Generalized Low-Rank Update: Model Parameter Bounds for Low-Rank Training Data Modifications
This work addresses a practical bottleneck in model selection for machine learning practitioners, offering an incremental improvement over existing methods.
The authors tackled the problem of efficiently updating machine learning models when small changes are made to training data, such as in cross-validation or feature selection, by introducing the Generalized Low-Rank Update (GLRU) method, which extends low-rank updates from linear estimators to methods like SVM and logistic regression, achieving computational complexity proportional to the dataset changes.
In this study, we have developed an incremental machine learning (ML) method that efficiently obtains the optimal model when a small number of instances or features are added or removed. This problem holds practical importance in model selection, such as cross-validation (CV) and feature selection. Among the class of ML methods known as linear estimators, there exists an efficient model update framework called the low-rank update that can effectively handle changes in a small number of rows and columns within the data matrix.

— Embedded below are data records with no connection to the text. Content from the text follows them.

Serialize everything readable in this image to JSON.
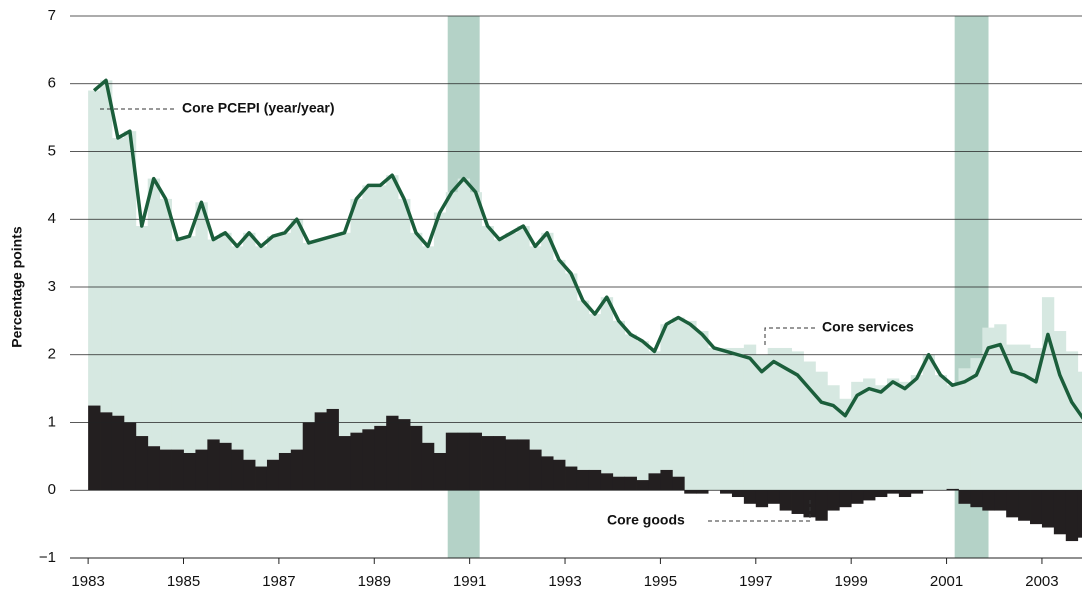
{
  "chart_data": {
    "type": "stacked_bar_line",
    "y_label": "Percentage points",
    "x": [
      1983,
      1983.25,
      1983.5,
      1983.75,
      1984,
      1984.25,
      1984.5,
      1984.75,
      1985,
      1985.25,
      1985.5,
      1985.75,
      1986,
      1986.25,
      1986.5,
      1986.75,
      1987,
      1987.25,
      1987.5,
      1987.75,
      1988,
      1988.25,
      1988.5,
      1988.75,
      1989,
      1989.25,
      1989.5,
      1989.75,
      1990,
      1990.25,
      1990.5,
      1990.75,
      1991,
      1991.25,
      1991.5,
      1991.75,
      1992,
      1992.25,
      1992.5,
      1992.75,
      1993,
      1993.25,
      1993.5,
      1993.75,
      1994,
      1994.25,
      1994.5,
      1994.75,
      1995,
      1995.25,
      1995.5,
      1995.75,
      1996,
      1996.25,
      1996.5,
      1996.75,
      1997,
      1997.25,
      1997.5,
      1997.75,
      1998,
      1998.25,
      1998.5,
      1998.75,
      1999,
      1999.25,
      1999.5,
      1999.75,
      2000,
      2000.25,
      2000.5,
      2000.75,
      2001,
      2001.25,
      2001.5,
      2001.75,
      2002,
      2002.25,
      2002.5,
      2002.75,
      2003,
      2003.25,
      2003.5,
      2003.75
    ],
    "series": [
      {
        "name": "Core PCEPI (year/year)",
        "type": "line",
        "color": "#1b5e3b",
        "values": [
          5.9,
          6.05,
          5.2,
          5.3,
          3.9,
          4.6,
          4.3,
          3.7,
          3.75,
          4.25,
          3.7,
          3.8,
          3.6,
          3.8,
          3.6,
          3.75,
          3.8,
          4.0,
          3.65,
          3.7,
          3.75,
          3.8,
          4.3,
          4.5,
          4.5,
          4.65,
          4.3,
          3.8,
          3.6,
          4.1,
          4.4,
          4.6,
          4.4,
          3.9,
          3.7,
          3.8,
          3.9,
          3.6,
          3.8,
          3.4,
          3.2,
          2.8,
          2.6,
          2.85,
          2.5,
          2.3,
          2.2,
          2.05,
          2.45,
          2.55,
          2.45,
          2.3,
          2.1,
          2.05,
          2.0,
          1.95,
          1.75,
          1.9,
          1.8,
          1.7,
          1.5,
          1.3,
          1.25,
          1.1,
          1.4,
          1.5,
          1.45,
          1.6,
          1.5,
          1.65,
          2.0,
          1.7,
          1.55,
          1.6,
          1.7,
          2.1,
          2.15,
          1.75,
          1.7,
          1.6,
          2.3,
          1.7,
          1.3,
          1.05
        ]
      },
      {
        "name": "Core services",
        "type": "bar",
        "color": "#d6e8e1",
        "values": [
          4.65,
          4.9,
          4.1,
          4.3,
          3.1,
          3.95,
          3.7,
          3.1,
          3.2,
          3.65,
          2.95,
          3.1,
          3.0,
          3.35,
          3.25,
          3.3,
          3.25,
          3.4,
          2.65,
          2.55,
          2.55,
          3.0,
          3.45,
          3.6,
          3.55,
          3.55,
          3.25,
          2.85,
          2.9,
          3.55,
          3.55,
          3.75,
          3.55,
          3.1,
          2.9,
          3.05,
          3.15,
          3.0,
          3.3,
          2.95,
          2.85,
          2.5,
          2.3,
          2.6,
          2.3,
          2.1,
          2.05,
          1.8,
          2.15,
          2.35,
          2.5,
          2.35,
          2.1,
          2.1,
          2.1,
          2.15,
          2.0,
          2.1,
          2.1,
          2.05,
          1.9,
          1.75,
          1.55,
          1.35,
          1.6,
          1.65,
          1.55,
          1.65,
          1.6,
          1.7,
          2.0,
          1.7,
          1.53,
          1.8,
          1.95,
          2.4,
          2.45,
          2.15,
          2.15,
          2.1,
          2.85,
          2.35,
          2.05,
          1.75
        ]
      },
      {
        "name": "Core goods",
        "type": "bar",
        "color": "#231f20",
        "values": [
          1.25,
          1.15,
          1.1,
          1.0,
          0.8,
          0.65,
          0.6,
          0.6,
          0.55,
          0.6,
          0.75,
          0.7,
          0.6,
          0.45,
          0.35,
          0.45,
          0.55,
          0.6,
          1.0,
          1.15,
          1.2,
          0.8,
          0.85,
          0.9,
          0.95,
          1.1,
          1.05,
          0.95,
          0.7,
          0.55,
          0.85,
          0.85,
          0.85,
          0.8,
          0.8,
          0.75,
          0.75,
          0.6,
          0.5,
          0.45,
          0.35,
          0.3,
          0.3,
          0.25,
          0.2,
          0.2,
          0.15,
          0.25,
          0.3,
          0.2,
          -0.05,
          -0.05,
          0,
          -0.05,
          -0.1,
          -0.2,
          -0.25,
          -0.2,
          -0.3,
          -0.35,
          -0.4,
          -0.45,
          -0.3,
          -0.25,
          -0.2,
          -0.15,
          -0.1,
          -0.05,
          -0.1,
          -0.05,
          0,
          0,
          0.02,
          -0.2,
          -0.25,
          -0.3,
          -0.3,
          -0.4,
          -0.45,
          -0.5,
          -0.55,
          -0.65,
          -0.75,
          -0.7
        ]
      }
    ],
    "recessions": [
      [
        1990.54,
        1991.21
      ],
      [
        2001.17,
        2001.88
      ]
    ],
    "recession_color": "#b4d2c7",
    "xlim": [
      1982.62,
      2003.84
    ],
    "ylim": [
      -1,
      7
    ],
    "xticks": [
      1983,
      1985,
      1987,
      1989,
      1991,
      1993,
      1995,
      1997,
      1999,
      2001,
      2003
    ],
    "yticks": [
      {
        "value": -1,
        "label": "−1"
      },
      0,
      1,
      2,
      3,
      4,
      5,
      6,
      7
    ],
    "grid": true
  }
}
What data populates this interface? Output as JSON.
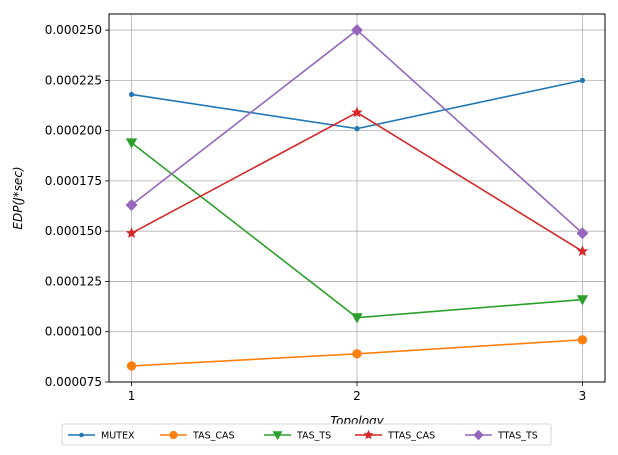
{
  "chart_data": {
    "type": "line",
    "xlabel": "Topology",
    "ylabel": "EDP(J*sec)",
    "x": [
      1,
      2,
      3
    ],
    "x_ticks": [
      "1",
      "2",
      "3"
    ],
    "xlim": [
      0.9,
      3.1
    ],
    "ylim": [
      7.5e-05,
      0.000258
    ],
    "y_ticks": [
      "0.000075",
      "0.000100",
      "0.000125",
      "0.000150",
      "0.000175",
      "0.000200",
      "0.000225",
      "0.000250"
    ],
    "grid": true,
    "legend_position": "bottom",
    "series": [
      {
        "name": "MUTEX",
        "color": "#1f77b4",
        "marker": "point",
        "values": [
          0.000218,
          0.000201,
          0.000225
        ]
      },
      {
        "name": "TAS_CAS",
        "color": "#ff7f0e",
        "marker": "circle",
        "values": [
          8.3e-05,
          8.9e-05,
          9.6e-05
        ]
      },
      {
        "name": "TAS_TS",
        "color": "#2ca02c",
        "marker": "triangle-down",
        "values": [
          0.000194,
          0.000107,
          0.000116
        ]
      },
      {
        "name": "TTAS_CAS",
        "color": "#d62728",
        "marker": "star",
        "values": [
          0.000149,
          0.000209,
          0.00014
        ]
      },
      {
        "name": "TTAS_TS",
        "color": "#9467bd",
        "marker": "diamond",
        "values": [
          0.000163,
          0.00025,
          0.000149
        ]
      }
    ]
  }
}
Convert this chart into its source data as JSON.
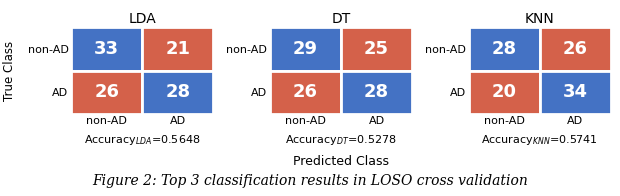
{
  "matrices": [
    {
      "title": "LDA",
      "values": [
        [
          33,
          21
        ],
        [
          26,
          28
        ]
      ],
      "accuracy_sub": "LDA",
      "accuracy_val": "=0.5648"
    },
    {
      "title": "DT",
      "values": [
        [
          29,
          25
        ],
        [
          26,
          28
        ]
      ],
      "accuracy_sub": "DT",
      "accuracy_val": "=0.5278"
    },
    {
      "title": "KNN",
      "values": [
        [
          28,
          26
        ],
        [
          20,
          34
        ]
      ],
      "accuracy_sub": "KNN",
      "accuracy_val": "=0.5741"
    }
  ],
  "blue_color": "#4472C4",
  "orange_color": "#D4614A",
  "text_color": "#FFFFFF",
  "x_labels": [
    "non-AD",
    "AD"
  ],
  "y_labels": [
    "non-AD",
    "AD"
  ],
  "x_axis_label": "Predicted Class",
  "y_axis_label": "True Class",
  "figure_caption": "Figure 2: Top 3 classification results in LOSO cross validation",
  "number_fontsize": 13,
  "label_fontsize": 8,
  "title_fontsize": 10,
  "accuracy_fontsize": 8,
  "caption_fontsize": 10
}
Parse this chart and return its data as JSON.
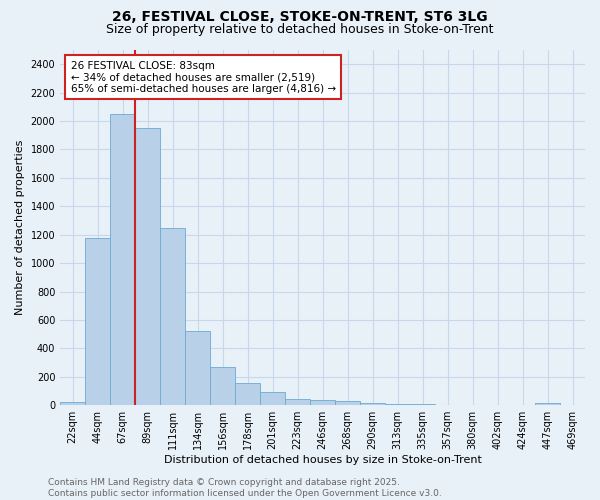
{
  "title": "26, FESTIVAL CLOSE, STOKE-ON-TRENT, ST6 3LG",
  "subtitle": "Size of property relative to detached houses in Stoke-on-Trent",
  "xlabel": "Distribution of detached houses by size in Stoke-on-Trent",
  "ylabel": "Number of detached properties",
  "categories": [
    "22sqm",
    "44sqm",
    "67sqm",
    "89sqm",
    "111sqm",
    "134sqm",
    "156sqm",
    "178sqm",
    "201sqm",
    "223sqm",
    "246sqm",
    "268sqm",
    "290sqm",
    "313sqm",
    "335sqm",
    "357sqm",
    "380sqm",
    "402sqm",
    "424sqm",
    "447sqm",
    "469sqm"
  ],
  "values": [
    25,
    1175,
    2050,
    1950,
    1250,
    520,
    270,
    155,
    90,
    45,
    35,
    30,
    15,
    10,
    5,
    3,
    2,
    2,
    1,
    15,
    0
  ],
  "bar_color": "#b8d0e8",
  "bar_edge_color": "#6aaad4",
  "grid_color": "#c8d8eb",
  "bg_color": "#e8f0f8",
  "annotation_text": "26 FESTIVAL CLOSE: 83sqm\n← 34% of detached houses are smaller (2,519)\n65% of semi-detached houses are larger (4,816) →",
  "annotation_box_color": "#ffffff",
  "annotation_box_edge": "#cc2222",
  "vline_color": "#cc2222",
  "ylim": [
    0,
    2500
  ],
  "yticks": [
    0,
    200,
    400,
    600,
    800,
    1000,
    1200,
    1400,
    1600,
    1800,
    2000,
    2200,
    2400
  ],
  "footer": "Contains HM Land Registry data © Crown copyright and database right 2025.\nContains public sector information licensed under the Open Government Licence v3.0.",
  "title_fontsize": 10,
  "subtitle_fontsize": 9,
  "axis_label_fontsize": 8,
  "tick_fontsize": 7,
  "annotation_fontsize": 7.5,
  "footer_fontsize": 6.5
}
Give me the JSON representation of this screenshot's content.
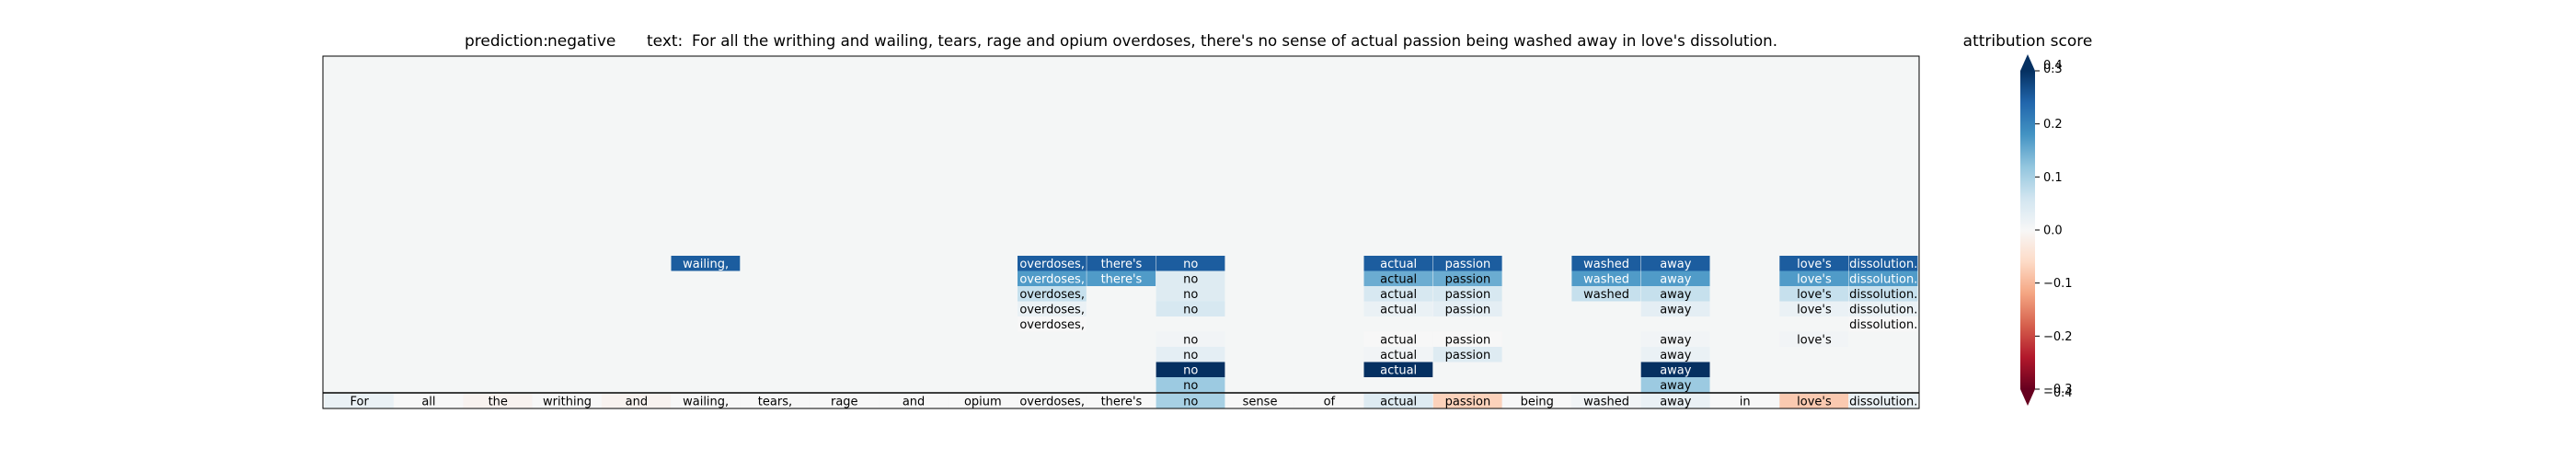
{
  "chart_data": {
    "type": "heatmap",
    "title_prediction_label": "prediction:",
    "title_prediction_value": "negative",
    "title_text_label": "text:",
    "title_text_value": "For all the writhing and wailing, tears, rage and opium overdoses, there's no sense of actual passion being washed away in love's dissolution.",
    "tokens": [
      "For",
      "all",
      "the",
      "writhing",
      "and",
      "wailing,",
      "tears,",
      "rage",
      "and",
      "opium",
      "overdoses,",
      "there's",
      "no",
      "sense",
      "of",
      "actual",
      "passion",
      "being",
      "washed",
      "away",
      "in",
      "love's",
      "dissolution."
    ],
    "base_row_scores": [
      0.02,
      0.0,
      -0.01,
      0.0,
      -0.01,
      0.0,
      0.0,
      0.0,
      0.0,
      0.0,
      0.0,
      0.0,
      0.1,
      0.0,
      0.0,
      0.04,
      -0.07,
      0.0,
      0.01,
      0.02,
      0.0,
      -0.08,
      0.02
    ],
    "layers": [
      {
        "cells": [
          {
            "t": 5,
            "s": 0.25
          },
          {
            "t": 10,
            "s": 0.25
          },
          {
            "t": 11,
            "s": 0.25
          },
          {
            "t": 12,
            "s": 0.25
          },
          {
            "t": 15,
            "s": 0.25
          },
          {
            "t": 16,
            "s": 0.25
          },
          {
            "t": 18,
            "s": 0.25
          },
          {
            "t": 19,
            "s": 0.25
          },
          {
            "t": 21,
            "s": 0.25
          },
          {
            "t": 22,
            "s": 0.25
          }
        ]
      },
      {
        "cells": [
          {
            "t": 10,
            "s": 0.17
          },
          {
            "t": 11,
            "s": 0.17
          },
          {
            "t": 12,
            "s": 0.04
          },
          {
            "t": 15,
            "s": 0.15
          },
          {
            "t": 16,
            "s": 0.15
          },
          {
            "t": 18,
            "s": 0.17
          },
          {
            "t": 19,
            "s": 0.17
          },
          {
            "t": 21,
            "s": 0.17
          },
          {
            "t": 22,
            "s": 0.17
          }
        ]
      },
      {
        "cells": [
          {
            "t": 10,
            "s": 0.07
          },
          {
            "t": 12,
            "s": 0.04
          },
          {
            "t": 15,
            "s": 0.05
          },
          {
            "t": 16,
            "s": 0.05
          },
          {
            "t": 18,
            "s": 0.07
          },
          {
            "t": 19,
            "s": 0.07
          },
          {
            "t": 21,
            "s": 0.07
          },
          {
            "t": 22,
            "s": 0.07
          }
        ]
      },
      {
        "cells": [
          {
            "t": 10,
            "s": 0.02
          },
          {
            "t": 12,
            "s": 0.05
          },
          {
            "t": 15,
            "s": 0.02
          },
          {
            "t": 16,
            "s": 0.03
          },
          {
            "t": 19,
            "s": 0.03
          },
          {
            "t": 21,
            "s": 0.02
          },
          {
            "t": 22,
            "s": 0.02
          }
        ]
      },
      {
        "cells": [
          {
            "t": 10,
            "s": 0.0
          },
          {
            "t": 22,
            "s": 0.0
          }
        ]
      },
      {
        "cells": [
          {
            "t": 12,
            "s": 0.01
          },
          {
            "t": 15,
            "s": 0.0
          },
          {
            "t": 16,
            "s": 0.0
          },
          {
            "t": 19,
            "s": 0.01
          },
          {
            "t": 21,
            "s": 0.01
          }
        ]
      },
      {
        "cells": [
          {
            "t": 12,
            "s": 0.03
          },
          {
            "t": 15,
            "s": 0.01
          },
          {
            "t": 16,
            "s": 0.04
          },
          {
            "t": 19,
            "s": 0.02
          }
        ]
      },
      {
        "cells": [
          {
            "t": 12,
            "s": 0.38
          },
          {
            "t": 15,
            "s": 0.38
          },
          {
            "t": 19,
            "s": 0.38
          }
        ]
      },
      {
        "cells": [
          {
            "t": 12,
            "s": 0.11
          },
          {
            "t": 19,
            "s": 0.11
          }
        ]
      }
    ],
    "colorbar": {
      "label": "attribution score",
      "ticks": [
        "0.3",
        "0.2",
        "0.1",
        "0.0",
        "−0.1",
        "−0.2",
        "−0.3"
      ],
      "end_labels_top": [
        "0.4",
        "0.3"
      ],
      "end_labels_bottom": [
        "−0.3",
        "−0.4"
      ],
      "vmin": -0.3,
      "vmax": 0.3,
      "colormap": "RdBu"
    },
    "grid": false,
    "legend": "colorbar-right"
  }
}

However, for ML methods beyond linear estimators, there is currently no comprehensive framework available to obtain knowledge about the updated solution within a specific computational complexity. In light of this, our study introduces a method called the Generalized Low-Rank Update (GLRU) which extends the low-rank update framework of linear estimators to ML methods formulated as a certain class of regularized empirical risk minimization, including commonly used methods such as SVM and logistic regression. The proposed GLRU method not only expands the range of its applicability but also provides information about the updated solutions with a computational complexity proportional to the amount of dataset changes. To demonstrate the effectiveness of the GLRU method, we conduct experiments showcasing its efficiency in performing cross-validation and feature selection compared to other baseline methods.